Members of the TNF superfamily such as TNF-α and Fas ligand (FasL) play important roles in development of autoimmune diseases [7]. Neutralization of TNF-α promotes G-EAT resolution and decreases fibrosis, suggesting that TNF-α is anti-inflammatory in G-EAT [8]. In contrast, neutralization of FasL inhibits G-EAT resolution and G-EAT resolution is delayed in FasL-deficient gld (generalized lymphoproliferative disorder) mice, suggesting that FasL is anti-inflammatory in G-EAT [9]. TNF-related apoptosis-inducing ligand (TRAIL) is a type II membrane protein belonging to the TNF superfamily [10]. TRAIL and its receptor, death receptor 5 (DR5), are constitutively expressed in various tissues [11,12] and upregulated upon cell activation [13]. TRAIL induces apoptosis by interacting with DR5 and this signal is propagated through caspase-8 and caspase-3 [10,11]. The anti-apoptotic molecule FLIP (Fas-associated death domain-like IL (interleukin)-1β-converting enzyme inhibitory protein) inhibits death receptor-mediated apoptosis by blocking activation of caspase-8 [11,14,15]. FLIP is an important inhibitor of the initial upstream steps of death receptor-mediated apoptosis (11,14). Bcl-xL, an important anti-apoptotic molecule belonging to the Bcl-2 family, inhibits apoptosis by regulating mitochondrial membrane potential and cytochrome c release [16]. Although TRAIL does not induce apoptosis of most normal cells [17], TRAIL has been shown to inhibit collagen induced arthritis and experimental autoimmune encephalomyelitis [18,19]. A recent study showed that exogenous recombinant TRAIL inhibits development of EAT in naïve mice [20], but it is not clear whether endogenous TRAIL is required for development and/or resolution of G-EAT. Here we define the role of endogenous TRAIL in autoimmune thyroiditis and ask whether endogenous TRAIL is required for development and/or resolution of G-EAT.
Materials and Methods
Mice
CBA/J mice were generated in our breeding colony at the University of Missouri. CBA/J FLIP transgenic mice used for thyroid epithelial cells (TEC) culture were described previously [14,15]. All mice were bred and maintained in accordance with University of Missouri institutional guidelines for animal care.
G-EAT induction
CBA/J donors were injected i.v. twice at 10-day intervals with 150 µg MTG and 15 µg LPS (Sigma) [1]. Seven days later, donor splenocytes were activated in vitro with 25 µg/ml MTG and 5 ng/ml IL-12 (Peprotech) [3]. Cells were harvested after 72 h and 3 × 107 cells were transferred i.v. to 500-Rad irradiated syngeneic recipients. Recipient thyroids were evaluated 20 (peak of disease), or 60 days after cell transfer [3].
Neutralization of TRAIL
The hybridoma producing neutralizing rat anti-mouse TRAIL mAb (N2B2) was described previously [21]. TRAIL mAb was purified from culture supernatant using protein G-Sepharose. Recipients were given 0.3 mg TRAIL mAb or normal rat IgG (Jackson ImmunoResearch) i. p. the day after cell transfer and every 5–7 days until termination of the experiment.
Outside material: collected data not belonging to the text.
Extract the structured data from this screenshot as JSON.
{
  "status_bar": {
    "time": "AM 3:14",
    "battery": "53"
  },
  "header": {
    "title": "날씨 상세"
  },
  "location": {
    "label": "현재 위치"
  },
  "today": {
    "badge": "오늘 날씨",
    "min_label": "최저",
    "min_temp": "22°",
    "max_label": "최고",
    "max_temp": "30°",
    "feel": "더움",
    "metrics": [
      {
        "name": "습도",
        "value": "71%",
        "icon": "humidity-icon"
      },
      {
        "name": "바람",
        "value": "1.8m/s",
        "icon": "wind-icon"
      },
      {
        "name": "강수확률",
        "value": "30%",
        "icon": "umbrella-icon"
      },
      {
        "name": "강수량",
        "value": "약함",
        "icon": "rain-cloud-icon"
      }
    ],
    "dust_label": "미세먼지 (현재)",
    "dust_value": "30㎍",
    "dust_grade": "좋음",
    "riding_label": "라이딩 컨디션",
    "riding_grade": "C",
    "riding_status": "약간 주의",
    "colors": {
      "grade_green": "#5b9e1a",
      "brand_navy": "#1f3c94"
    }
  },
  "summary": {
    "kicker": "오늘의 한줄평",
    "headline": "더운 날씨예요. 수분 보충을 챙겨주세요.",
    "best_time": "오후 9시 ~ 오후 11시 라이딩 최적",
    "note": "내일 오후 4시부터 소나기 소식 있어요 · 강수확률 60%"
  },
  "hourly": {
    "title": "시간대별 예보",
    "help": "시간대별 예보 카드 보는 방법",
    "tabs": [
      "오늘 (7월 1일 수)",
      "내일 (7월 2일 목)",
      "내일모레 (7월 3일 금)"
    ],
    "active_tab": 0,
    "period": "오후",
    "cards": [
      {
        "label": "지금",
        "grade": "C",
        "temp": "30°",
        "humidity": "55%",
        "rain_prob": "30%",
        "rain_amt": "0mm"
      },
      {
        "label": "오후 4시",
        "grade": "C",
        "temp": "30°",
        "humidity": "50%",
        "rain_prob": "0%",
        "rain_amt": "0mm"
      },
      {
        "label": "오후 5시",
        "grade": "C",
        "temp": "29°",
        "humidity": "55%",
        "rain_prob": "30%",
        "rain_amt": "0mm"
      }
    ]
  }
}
Evaluation of G-EAT histopathology and fibrosis and Immunohistochemistry
(see Supplementary materials)
RT-PCR
Individual thyroid lobes were homogenized in TRIzol (Invitrogen). RNA was extracted, reverse transcribed and cDNA was amplified as previously described in detail [14]. Most primers used in this study have been described previously [14,15,22]. The primers for TRAIL are: sense: 5’-TCACCAACGAGATGAAGCAGC-3’, antisense: 5’- CTCACCTTGTCCTTTGAGACC-3’, and for DR5 are: sense: 5’-GTACCAAATGCTG CTCAAGTGG-3’, antisense: 5’-GTAAACCTCCCGGATTTCACTG-3’.
Confocal laser scanning double-immunofluorescence microscopy
Apoptosis was detected using an in situ cell death kit (Roche) [15] (For details see Supplementary materials).
Isolation of infiltrating inflammatory cells from thyroids
Isolation of thyroid-infiltrating inflammatory cells was performed using phycoerythrin (PE) labeled anti-CD45 mAb (eBioscience) and a positive selection EasySep PE selection kit (Stem Cell Technologies) [14]. TRIzol (Invitrogen) was used to extract RNA from the isolated inflammatory cells and the unbound fraction (mainly TEC) for RT-PCR analysis. Keratin primers were used to assess the extent of contamination of inflammatory cell fractions by TEC and CD4 and CD8 primers were used to assess inflammatory cells. Primers for CD4 and CD8 were described previously [14]. Primer sequences for keratin are: sense: 5’- CATGCAAGAGCTCAGAAAGGTC-3’, antisense: 5’-CCTCTTGGTACTTCTGAGGC AAC-3’.
Culture of primary TEC
Mouse primary TEC cultures were generated using conditions previously described by ourselves [22,23] and others [24] (For details see Supplementary materials).
Cytokine and TRAIL treatment of cultured TEC
60–70% confluent TEC were cultured for 4 d with 50 IU/ml IL-1β (eBioscience) and 50 IU/ml TNF-α (eBioscience) in the presence or absence of recombinant mouse IL-10 (0–20 ng/ml, Peprotech). Cells were then treated overnight with 0.8 µg/ml recombinant mouse TRAIL (eBioscience) [22,23,25,26].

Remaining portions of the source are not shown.